On July 14, 2023, the Screen Actors Guild – American Federation of Television and Radio Artists (SAG – AFTRA) went on strike, which coincided with strike action by the Writers Guild of America (WGA) as part of the ongoing labor dispute with the Alliance of Motion Picture and Television Producers (AMPTP).
This strike has led to many comparing it to the 1960 SAG strike, which Ronald Reagan famously spearheaded. This is what happened during the 1960 strike and some similarities the current strikes shares with it.
1960 SAG strike
The 1960 SAG strike was a significant labor dispute that affected the entertainment industry in Hollywood. The strike was a response to several issues and disagreements between actors and producers over contract negotiations and the future of the entertainment industry.
During the strike, the main point of contention between the actors and the AMPTP was the demand for residual payments. Residuals are additional compensation paid to actors for reruns and re-airings of television shows and films. The actors were seeking a fair share of the profits generated from their work in the rapidly growing television industry.
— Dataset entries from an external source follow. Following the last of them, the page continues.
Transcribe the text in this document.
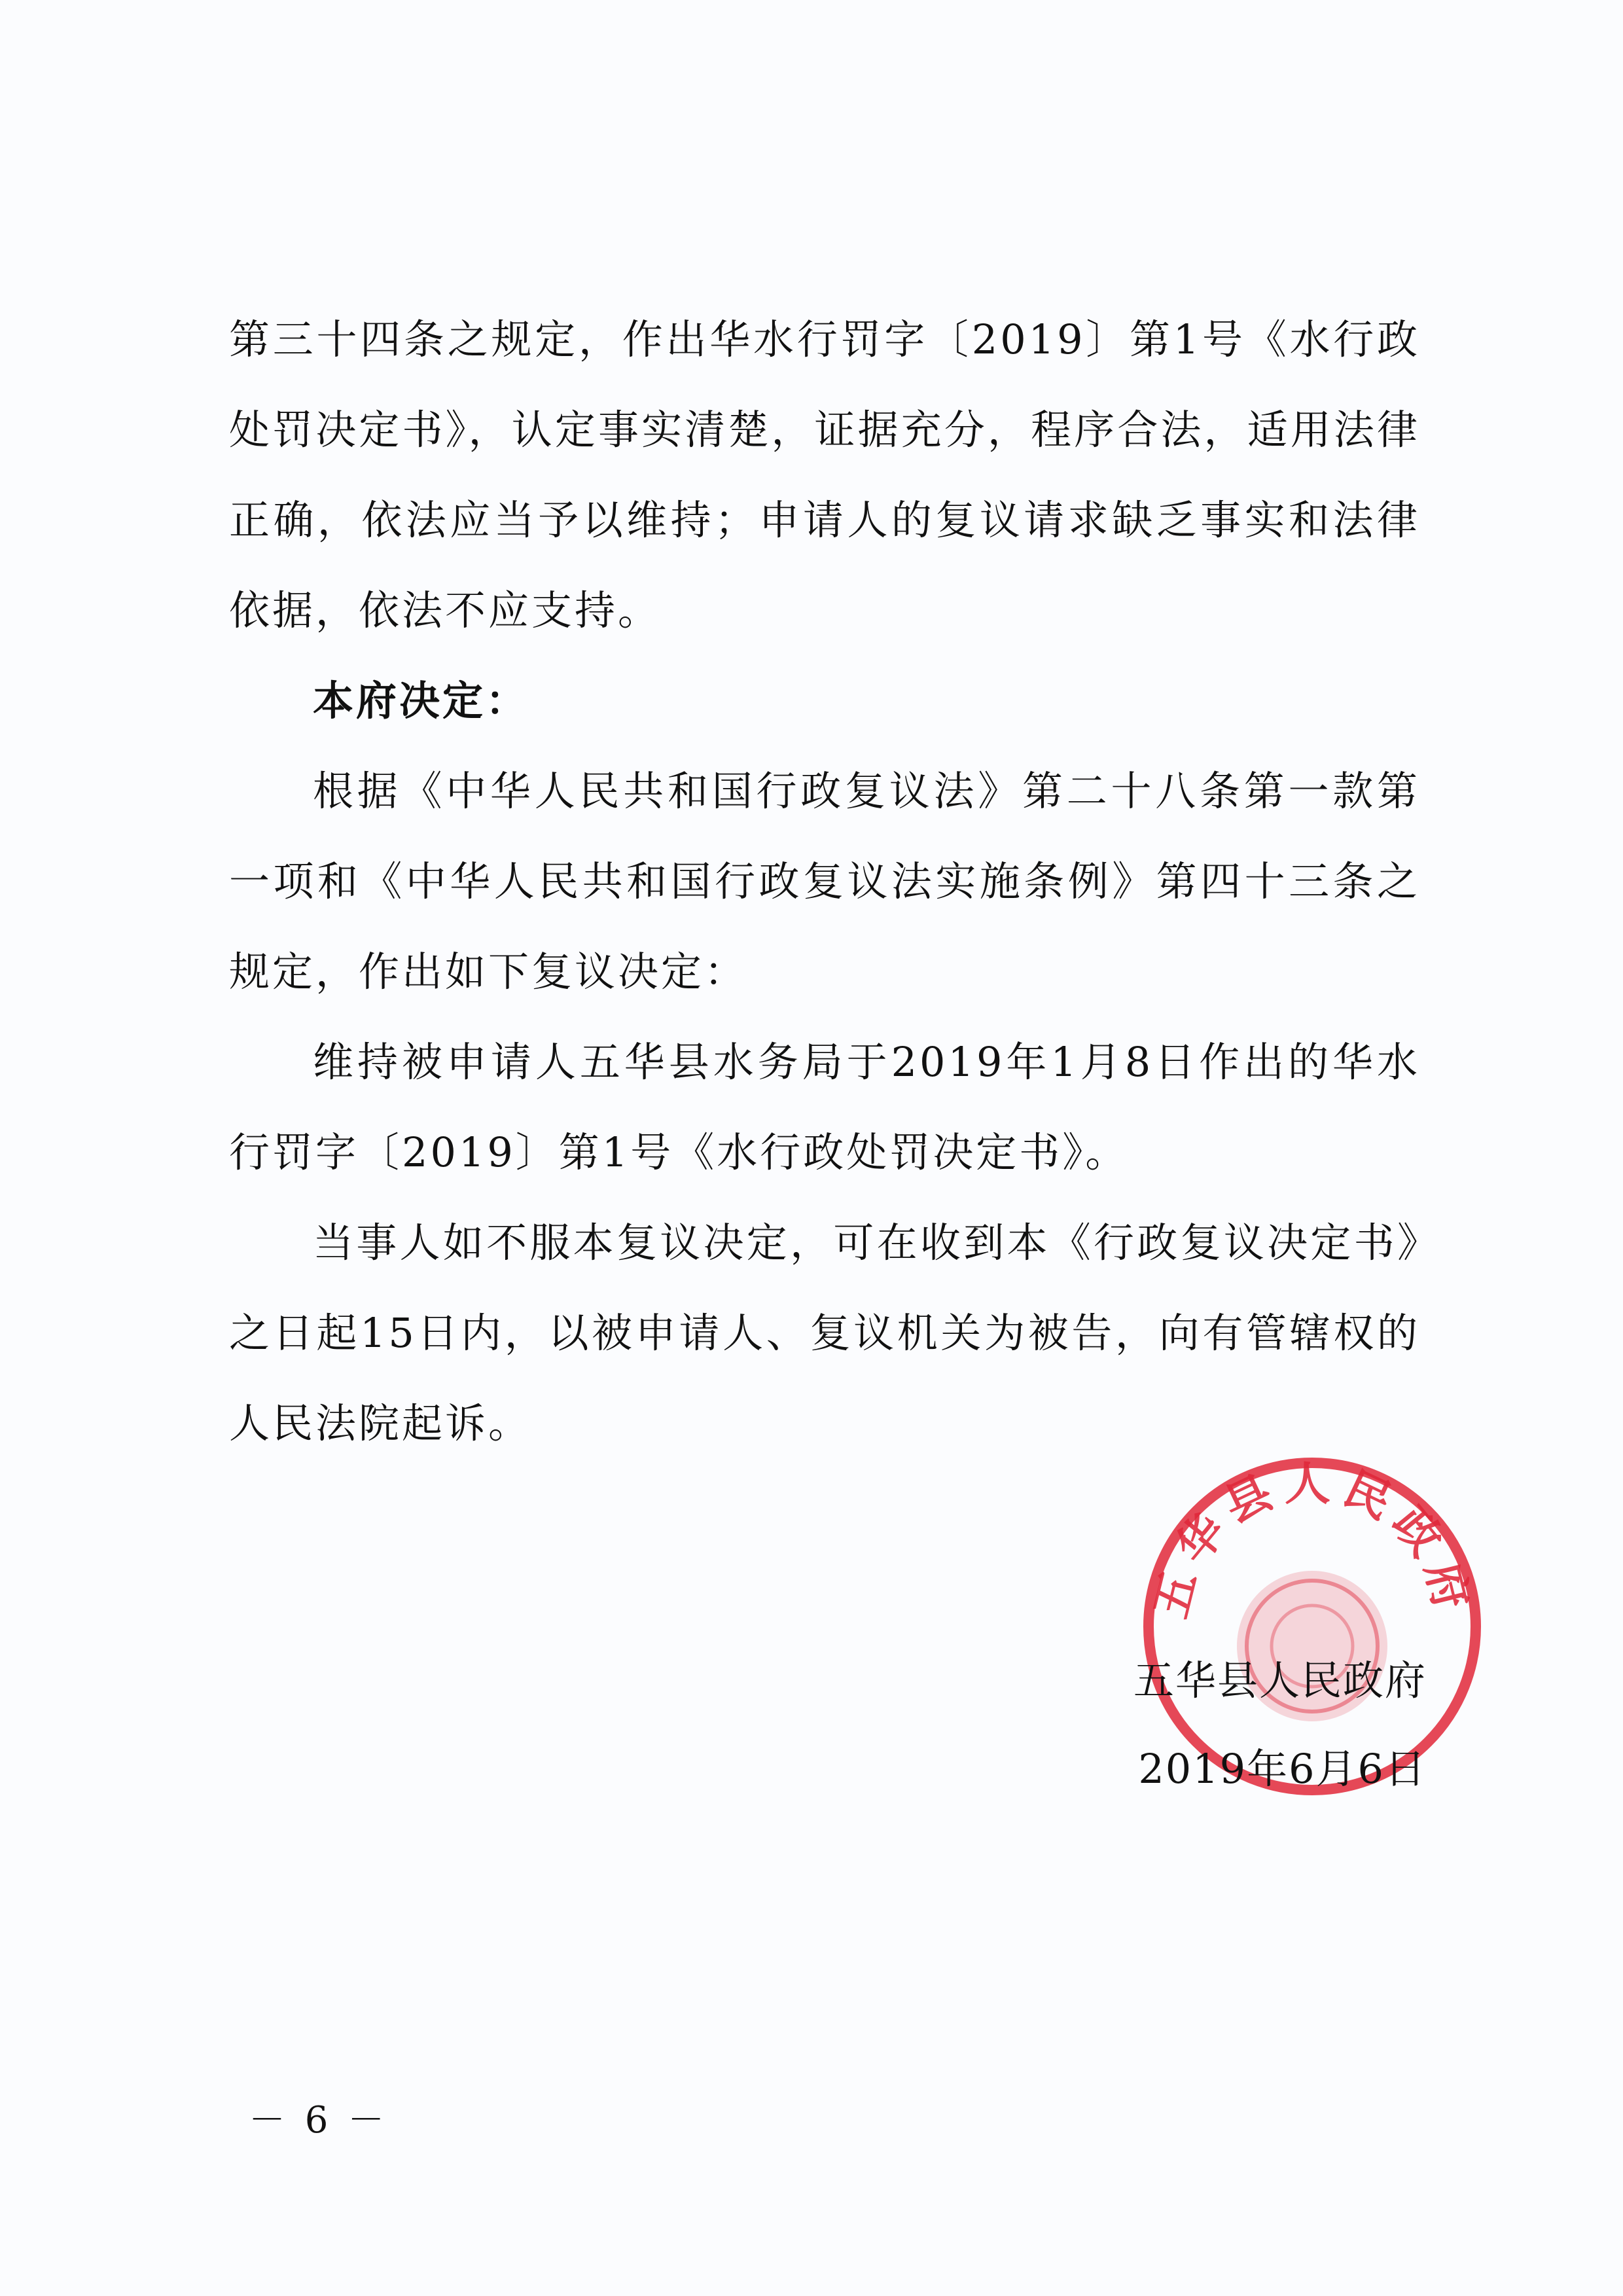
第三十四条之规定，作出华水行罚字〔2019〕第1号《水行政处罚决定书》，认定事实清楚，证据充分，程序合法，适用法律正确，依法应当予以维持；申请人的复议请求缺乏事实和法律依据，依法不应支持。

本府决定：

根据《中华人民共和国行政复议法》第二十八条第一款第一项和《中华人民共和国行政复议法实施条例》第四十三条之规定，作出如下复议决定：

维持被申请人五华县水务局于2019年1月8日作出的华水行罚字〔2019〕第1号《水行政处罚决定书》。

当事人如不服本复议决定，可在收到本《行政复议决定书》之日起15日内，以被申请人、复议机关为被告，向有管辖权的人民法院起诉。

五华县人民政府
五华县人民政府
2019年6月6日
－ 6 －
The strike had significant ramifications for the industry, leading to numerous TV shows being suspended, production delays in films, and financial losses for both actors and producers. As tensions escalated, Reagan had to balance the interests of his fellow actors while seeking a resolution that would be acceptable to both parties.
Eventually, after months of intense negotiations and pressure, a settlement was reached and the strike came to an end. The actors achieved some gains, including a compromise on residual payments, but it fell short of the complete victory they had hoped for.
Ronald Reagan played a prominent role as the President of the Screen Actors Guild at the time. He firmly supported the actors’ demands, believing that it was essential to secure their financial interests and protect their livelihoods in the face of the changing dynamics of the entertainment business.
Reagan’s role during the 1960 SAG strike catapulted him further into the public eye. It also provided him with valuable experience in dealing with labor disputes and negotiations, which would later prove useful after he became the 40th President of the United States.
How today’s strike compares to the 1960 strike
Despite only starting over a week ago at the time of writing, comparisons can be made between the current strike and the strike of 1960. The reason for the strike is the same: actors and writers want to be properly compensated for the work they do. The difference is in motivation, which has much to do with modern technologies.
As stated by Duncan Crabtree-Ireland, SAG-AFTRA’s chief negotiator, studios have suggested the following: “Background performers should be able to be scanned and get paid for one day’s pay, and their companies should own that scanned image, their likeness to be able to use it for the rest of eternity in any project they want with no consent and no compensation.” Ultimately, actors want to protect their likeness and ensure proper payment for its use.
Another similarity, which may prove to be true, is the result of the strike hinging on SAG’s leadership. If the strike is to be concluded successfully, Fran Drescher, the current SAG president, is going to have to follow in Reagan’s footsteps. This also means that she’ll be under heavy scrutiny, which she has already faced after a trip to Italy with Kim Kardashian.
We’ll just have to wait and see how the current strike is concluded and whether or not it changes the filmmaking industry for generations to come like the 1960 strike did.